RTT - a lot more than time to first byte

Lots of interesting stuff in this paper: Understanding the latency benefits of multi-cloud webservice deployments.

One of the side angles I find interesting is that they find that even if you built an idealized fully replicated custom CDN using multiple datacenters on multiple clouds there are still huge swaths of Internet population that have browser to server RTTs over 100ms. (China, India, Argentina, Israel!)

RTT is the hidden driver in so much of internet performance and to whatever extent possible it needs to be quashed. Its so much more than time to first byte.

Bandwidth, CPU, even our ability to milk more data out of radio spectrum, all improve much more rapidly than RTT can.

Making RTT better is really a physical problem and is, in the general case at least, really really hard.
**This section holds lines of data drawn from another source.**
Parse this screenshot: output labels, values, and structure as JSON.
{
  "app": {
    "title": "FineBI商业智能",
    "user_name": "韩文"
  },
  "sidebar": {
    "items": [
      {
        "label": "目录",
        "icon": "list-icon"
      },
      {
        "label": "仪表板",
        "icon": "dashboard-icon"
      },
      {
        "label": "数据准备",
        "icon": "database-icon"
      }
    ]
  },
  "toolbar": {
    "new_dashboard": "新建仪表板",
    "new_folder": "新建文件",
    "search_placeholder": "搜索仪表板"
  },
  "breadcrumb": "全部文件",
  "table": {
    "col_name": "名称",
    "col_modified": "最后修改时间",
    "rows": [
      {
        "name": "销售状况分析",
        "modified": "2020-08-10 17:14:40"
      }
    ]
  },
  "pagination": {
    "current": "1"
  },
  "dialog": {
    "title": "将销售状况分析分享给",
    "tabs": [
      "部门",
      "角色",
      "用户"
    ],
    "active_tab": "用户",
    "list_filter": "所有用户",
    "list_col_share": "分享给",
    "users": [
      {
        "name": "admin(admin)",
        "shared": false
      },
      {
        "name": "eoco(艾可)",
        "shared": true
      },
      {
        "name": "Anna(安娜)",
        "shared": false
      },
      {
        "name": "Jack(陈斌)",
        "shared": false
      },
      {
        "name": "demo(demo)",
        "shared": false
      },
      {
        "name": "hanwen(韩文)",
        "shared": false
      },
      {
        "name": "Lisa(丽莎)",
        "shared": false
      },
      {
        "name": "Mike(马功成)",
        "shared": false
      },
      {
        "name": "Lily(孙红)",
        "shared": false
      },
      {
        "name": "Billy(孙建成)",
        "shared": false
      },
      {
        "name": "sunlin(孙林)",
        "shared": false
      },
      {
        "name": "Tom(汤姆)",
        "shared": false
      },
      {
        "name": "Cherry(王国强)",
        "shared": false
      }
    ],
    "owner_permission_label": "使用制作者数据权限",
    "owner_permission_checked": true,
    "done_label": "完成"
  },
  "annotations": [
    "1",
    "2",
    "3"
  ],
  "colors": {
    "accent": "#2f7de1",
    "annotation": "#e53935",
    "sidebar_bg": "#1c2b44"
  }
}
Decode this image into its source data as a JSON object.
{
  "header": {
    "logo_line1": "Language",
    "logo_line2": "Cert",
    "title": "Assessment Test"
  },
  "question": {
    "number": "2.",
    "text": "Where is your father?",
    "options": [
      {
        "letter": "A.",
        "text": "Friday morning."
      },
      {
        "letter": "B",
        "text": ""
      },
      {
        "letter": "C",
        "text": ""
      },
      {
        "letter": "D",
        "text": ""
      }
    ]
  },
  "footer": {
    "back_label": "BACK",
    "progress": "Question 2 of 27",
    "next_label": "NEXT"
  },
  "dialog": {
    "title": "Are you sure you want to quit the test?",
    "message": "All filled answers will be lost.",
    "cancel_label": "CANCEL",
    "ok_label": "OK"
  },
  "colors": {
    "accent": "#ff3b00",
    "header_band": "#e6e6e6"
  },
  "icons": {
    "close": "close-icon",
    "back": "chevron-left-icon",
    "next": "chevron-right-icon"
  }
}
Making things less reliant on RTT is a software problem and is a more normal kind of hard. Or at least it seems if you're a software developer.

RTT is not just time to the first byte of a web request. It's DNS. Its the TCP handshake. Its the SSL handshake. Its the time it takes to do a CORS check before an XHR. Its the time it takes to grow the congestion window (i.e. how fast you speed up from slow start) or confirm revocation status of the SSL certificate. Its the time it takes to do an HTTP redirect. And it is the time you're stalled while you recover from a packet loss. They're all some factor of RTT.

HTTP/2 and SPDY take the first step of dealing with this by creating a prioritized and muxxed protocol which tends to make it more often bandwidth bound than HTTP/1 is. But even that protocol still has lots of hidden RTT scaling algorithms in it.